8月9日に都内で米穀業者が集まった席で説明に当たった堂島取は、この基準価格について触れたが、集まった米穀業者からは驚きの声が漏れた。なぜなら来年2月の価格とは言え、現在始まっている6年産の取引価格からするとあまりにもかけ離れているからである。実際、堂島取の説明会が終わった後の席上取引会では、千葉、茨城の新米コシヒカリが8、9月渡し条件で2万4000円で成約した。この成約価格は税別だが、堂島コメ平均は税込みであることが知らされ2度驚きの声があがった。コメの実情を熟知している当業者からすると上限価格の税込み1万7520円は"買い"の一手で、ストップ高が3回続いてもおかしくない。
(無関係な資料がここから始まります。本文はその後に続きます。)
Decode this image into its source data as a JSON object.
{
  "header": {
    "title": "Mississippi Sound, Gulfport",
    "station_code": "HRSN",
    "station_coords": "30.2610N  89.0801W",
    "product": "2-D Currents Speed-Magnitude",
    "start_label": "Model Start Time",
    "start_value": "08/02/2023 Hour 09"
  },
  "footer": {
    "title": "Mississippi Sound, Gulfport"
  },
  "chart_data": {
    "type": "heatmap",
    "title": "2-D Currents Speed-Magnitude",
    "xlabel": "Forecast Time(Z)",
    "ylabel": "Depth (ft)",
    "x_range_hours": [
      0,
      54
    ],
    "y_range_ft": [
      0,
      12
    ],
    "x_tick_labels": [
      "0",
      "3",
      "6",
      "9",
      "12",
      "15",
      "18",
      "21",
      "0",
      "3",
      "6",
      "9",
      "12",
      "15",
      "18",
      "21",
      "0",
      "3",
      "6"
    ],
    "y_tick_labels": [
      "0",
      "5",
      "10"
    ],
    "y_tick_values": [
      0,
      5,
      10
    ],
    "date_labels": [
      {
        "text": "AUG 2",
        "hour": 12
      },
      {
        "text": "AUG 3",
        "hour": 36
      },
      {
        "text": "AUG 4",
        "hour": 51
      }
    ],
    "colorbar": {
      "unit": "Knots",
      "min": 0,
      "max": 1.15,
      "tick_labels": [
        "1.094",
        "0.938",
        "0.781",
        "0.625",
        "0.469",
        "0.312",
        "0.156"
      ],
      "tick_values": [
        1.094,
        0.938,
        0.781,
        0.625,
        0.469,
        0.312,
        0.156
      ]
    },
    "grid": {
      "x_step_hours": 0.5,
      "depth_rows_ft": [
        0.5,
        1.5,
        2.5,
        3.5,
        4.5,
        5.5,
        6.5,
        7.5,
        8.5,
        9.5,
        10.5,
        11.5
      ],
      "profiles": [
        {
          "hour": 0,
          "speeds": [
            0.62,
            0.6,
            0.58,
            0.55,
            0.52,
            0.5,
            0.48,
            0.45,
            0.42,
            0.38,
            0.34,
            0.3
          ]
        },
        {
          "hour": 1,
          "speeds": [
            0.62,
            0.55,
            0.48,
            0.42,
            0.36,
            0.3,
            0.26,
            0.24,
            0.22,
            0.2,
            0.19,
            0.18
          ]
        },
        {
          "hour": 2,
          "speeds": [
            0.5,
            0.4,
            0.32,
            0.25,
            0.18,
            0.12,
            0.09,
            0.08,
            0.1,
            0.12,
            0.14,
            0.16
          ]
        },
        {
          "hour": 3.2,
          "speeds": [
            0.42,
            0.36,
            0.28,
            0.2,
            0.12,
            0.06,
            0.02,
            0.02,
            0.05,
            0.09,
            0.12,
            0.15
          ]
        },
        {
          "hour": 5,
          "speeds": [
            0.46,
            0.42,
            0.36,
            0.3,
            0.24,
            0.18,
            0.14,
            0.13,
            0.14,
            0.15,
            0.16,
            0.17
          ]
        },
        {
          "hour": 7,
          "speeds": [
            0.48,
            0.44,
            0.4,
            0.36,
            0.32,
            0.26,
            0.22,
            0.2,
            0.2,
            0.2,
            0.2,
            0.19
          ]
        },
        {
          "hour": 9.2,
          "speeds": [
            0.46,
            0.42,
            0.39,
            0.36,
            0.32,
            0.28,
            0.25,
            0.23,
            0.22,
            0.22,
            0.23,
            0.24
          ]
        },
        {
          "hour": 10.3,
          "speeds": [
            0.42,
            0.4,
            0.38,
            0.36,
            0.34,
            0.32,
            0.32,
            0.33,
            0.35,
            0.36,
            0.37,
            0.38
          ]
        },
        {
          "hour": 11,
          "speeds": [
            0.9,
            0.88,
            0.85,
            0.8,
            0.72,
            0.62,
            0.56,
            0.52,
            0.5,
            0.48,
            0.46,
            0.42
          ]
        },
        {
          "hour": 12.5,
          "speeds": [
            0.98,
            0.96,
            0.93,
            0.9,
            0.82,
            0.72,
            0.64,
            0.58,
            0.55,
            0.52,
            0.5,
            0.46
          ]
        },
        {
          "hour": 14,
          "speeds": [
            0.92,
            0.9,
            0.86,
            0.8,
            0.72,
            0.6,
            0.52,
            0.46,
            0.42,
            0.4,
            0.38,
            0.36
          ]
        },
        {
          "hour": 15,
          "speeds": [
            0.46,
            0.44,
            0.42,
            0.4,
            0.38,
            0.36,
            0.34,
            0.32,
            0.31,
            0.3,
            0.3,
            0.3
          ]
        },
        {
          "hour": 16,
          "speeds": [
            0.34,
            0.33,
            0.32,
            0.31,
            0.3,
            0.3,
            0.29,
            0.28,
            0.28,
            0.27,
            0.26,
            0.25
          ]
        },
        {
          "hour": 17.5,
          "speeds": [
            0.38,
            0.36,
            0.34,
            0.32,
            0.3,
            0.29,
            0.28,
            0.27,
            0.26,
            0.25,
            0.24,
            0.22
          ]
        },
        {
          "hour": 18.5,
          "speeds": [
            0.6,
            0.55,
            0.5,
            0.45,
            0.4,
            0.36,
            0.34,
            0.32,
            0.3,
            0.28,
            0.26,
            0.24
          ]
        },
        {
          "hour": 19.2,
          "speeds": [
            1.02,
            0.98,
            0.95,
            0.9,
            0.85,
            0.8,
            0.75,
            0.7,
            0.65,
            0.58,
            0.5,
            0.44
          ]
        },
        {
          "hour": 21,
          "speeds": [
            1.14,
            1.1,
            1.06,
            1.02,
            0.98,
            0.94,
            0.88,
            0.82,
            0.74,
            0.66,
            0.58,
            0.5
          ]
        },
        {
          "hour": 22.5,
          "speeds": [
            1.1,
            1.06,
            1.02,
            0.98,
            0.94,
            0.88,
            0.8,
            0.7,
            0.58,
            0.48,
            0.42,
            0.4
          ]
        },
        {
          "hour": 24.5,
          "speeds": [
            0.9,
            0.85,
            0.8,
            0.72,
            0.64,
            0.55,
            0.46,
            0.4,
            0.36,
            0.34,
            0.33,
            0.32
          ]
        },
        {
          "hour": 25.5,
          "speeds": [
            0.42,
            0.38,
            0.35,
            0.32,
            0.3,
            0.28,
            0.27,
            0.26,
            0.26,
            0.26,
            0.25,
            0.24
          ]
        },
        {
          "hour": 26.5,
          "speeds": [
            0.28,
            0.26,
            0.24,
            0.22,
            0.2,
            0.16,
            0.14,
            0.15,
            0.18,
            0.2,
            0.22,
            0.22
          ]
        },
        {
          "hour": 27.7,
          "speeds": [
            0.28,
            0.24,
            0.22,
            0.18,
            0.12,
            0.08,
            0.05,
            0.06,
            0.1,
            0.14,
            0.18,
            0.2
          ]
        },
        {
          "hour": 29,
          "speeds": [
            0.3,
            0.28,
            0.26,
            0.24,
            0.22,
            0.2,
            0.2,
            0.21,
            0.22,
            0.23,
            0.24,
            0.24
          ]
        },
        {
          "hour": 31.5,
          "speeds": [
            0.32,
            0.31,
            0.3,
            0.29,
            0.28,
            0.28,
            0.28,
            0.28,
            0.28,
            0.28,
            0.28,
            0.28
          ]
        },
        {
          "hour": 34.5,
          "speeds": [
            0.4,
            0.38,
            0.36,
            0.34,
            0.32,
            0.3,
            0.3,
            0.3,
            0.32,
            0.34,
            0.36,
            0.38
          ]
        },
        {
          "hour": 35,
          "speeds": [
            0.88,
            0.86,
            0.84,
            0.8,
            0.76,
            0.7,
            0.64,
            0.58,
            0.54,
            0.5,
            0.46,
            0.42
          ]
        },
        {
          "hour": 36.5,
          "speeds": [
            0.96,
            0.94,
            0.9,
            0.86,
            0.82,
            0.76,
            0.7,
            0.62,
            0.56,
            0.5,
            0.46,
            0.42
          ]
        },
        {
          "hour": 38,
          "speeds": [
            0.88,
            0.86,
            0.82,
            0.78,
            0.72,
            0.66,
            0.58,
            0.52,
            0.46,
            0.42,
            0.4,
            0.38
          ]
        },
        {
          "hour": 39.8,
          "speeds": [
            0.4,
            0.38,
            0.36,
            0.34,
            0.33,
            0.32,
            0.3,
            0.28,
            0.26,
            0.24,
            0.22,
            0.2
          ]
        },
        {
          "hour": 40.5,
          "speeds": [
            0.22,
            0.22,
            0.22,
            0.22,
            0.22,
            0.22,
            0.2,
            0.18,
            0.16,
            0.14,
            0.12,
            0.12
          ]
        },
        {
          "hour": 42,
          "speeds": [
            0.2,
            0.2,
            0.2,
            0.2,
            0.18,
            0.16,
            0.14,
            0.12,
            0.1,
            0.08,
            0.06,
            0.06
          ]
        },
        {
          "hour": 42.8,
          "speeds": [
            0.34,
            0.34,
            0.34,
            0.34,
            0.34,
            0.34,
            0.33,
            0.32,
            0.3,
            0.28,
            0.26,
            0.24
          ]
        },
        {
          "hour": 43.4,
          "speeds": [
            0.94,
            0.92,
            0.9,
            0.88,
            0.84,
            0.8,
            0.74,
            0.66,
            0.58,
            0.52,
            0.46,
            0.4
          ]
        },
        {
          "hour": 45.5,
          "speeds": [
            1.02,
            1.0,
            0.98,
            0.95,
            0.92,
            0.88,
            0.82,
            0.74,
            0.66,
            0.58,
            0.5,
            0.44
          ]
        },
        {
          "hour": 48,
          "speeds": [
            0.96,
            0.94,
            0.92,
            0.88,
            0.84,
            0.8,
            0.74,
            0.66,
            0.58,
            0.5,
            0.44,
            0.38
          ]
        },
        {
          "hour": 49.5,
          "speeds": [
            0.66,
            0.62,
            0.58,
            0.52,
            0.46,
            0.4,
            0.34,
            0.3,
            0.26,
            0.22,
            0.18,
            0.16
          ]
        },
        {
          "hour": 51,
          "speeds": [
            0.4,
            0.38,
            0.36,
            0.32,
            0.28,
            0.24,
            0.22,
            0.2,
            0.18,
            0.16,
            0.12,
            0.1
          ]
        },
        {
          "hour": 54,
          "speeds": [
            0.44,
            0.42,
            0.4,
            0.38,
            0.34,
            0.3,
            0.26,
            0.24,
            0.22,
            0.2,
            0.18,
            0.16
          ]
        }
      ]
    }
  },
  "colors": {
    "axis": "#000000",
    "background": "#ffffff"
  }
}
ところが実際にはそうはならなかった。冒頭に記したように取引開始から3日間は値上がりしたとは言え、14日からのストップ高の値幅制限は2%で額にして300円以内に収まっている。取引の手口を見ると13日の売人はSBI証券で各限月1枚ずつ、買い人は岡安商事で同じく1枚ずつ買って取引が成約した形になっている。15日にはそれぞれが反対売買して値付けをしており、これから想像するにストップ高にならないように当局の顔色を窺いながら売買を行ったというところなのだろう。良く言えば慣らし運転を行ったというところなのだろうが、8月20日には堂島の本拠地大阪でセレモニーが行われ、マーケットメーカーが参入するので出来高は一気に増え、売買が本格化するものと予想される。マーケットメーカー制度とは「専門の取引業者が継続的に売り買いの注文を提示することにより、流動性の一層の向上をはかり、約定がさらに成立しやすくする制度」と説明されている。
約定しやすくなると言っても一般投資家は別にしてコメの当業者が取引に参加するか否かに関しては?マークが付く。それ以前に試験上場中に商先業者に口座を開設していた当業者も今回のコメ指数取引では再度口座を開設しなければならず、さらには試験上場中に活発に行われていた産地銘柄を指定した合意早受渡しも指数取引では出来ない。何よりも先物市場で形成された価格と実際に現物市場で売り買いされるスポット価格の価格差が大き過ぎるのでヘッジに使えるのかさえ分からない。この原因は現物コメ指数算出のベースになっているのは農水省が毎月公表している相対取引価格だからである。農水省はこの相対取引価格をどうやって調べているかというと5000t以上の出荷業者から報告をとっているのだが、その報告は「契約時の価格」になっており、実際に売り買いした価格ではないので、昨年10月に価格を契約していればその価格が適用される。つまり相対取引価格は上がらないのが当たり前なのである。しかし、6年産の相対価格は驚くほど飛び跳ねると予測され、今年の場合、例年より1か月早く年産が切り替わるので9月の相対価格は驚くような高価格が公表されることになるだろう。堂島のコメ現物指数は毎月末に公表されるが、農水省の相対価格をベースにしている以上、9月の価格は飛び跳ねた価格になる。その価格で最終清算しなければならなくなると先行きの値下がりを見込んで売りヘッジしていた業者は大変なリスクを背負い込むことになる。こうしたもろもろの矛盾を早期に解決するには堂島取は早急に市場運営委員会を設置し、現物指数のあり方やさらには格付け専門部会も設けて、指定現物市場が現物の受け渡しをスムーズにできるように体制を整えるべきだ。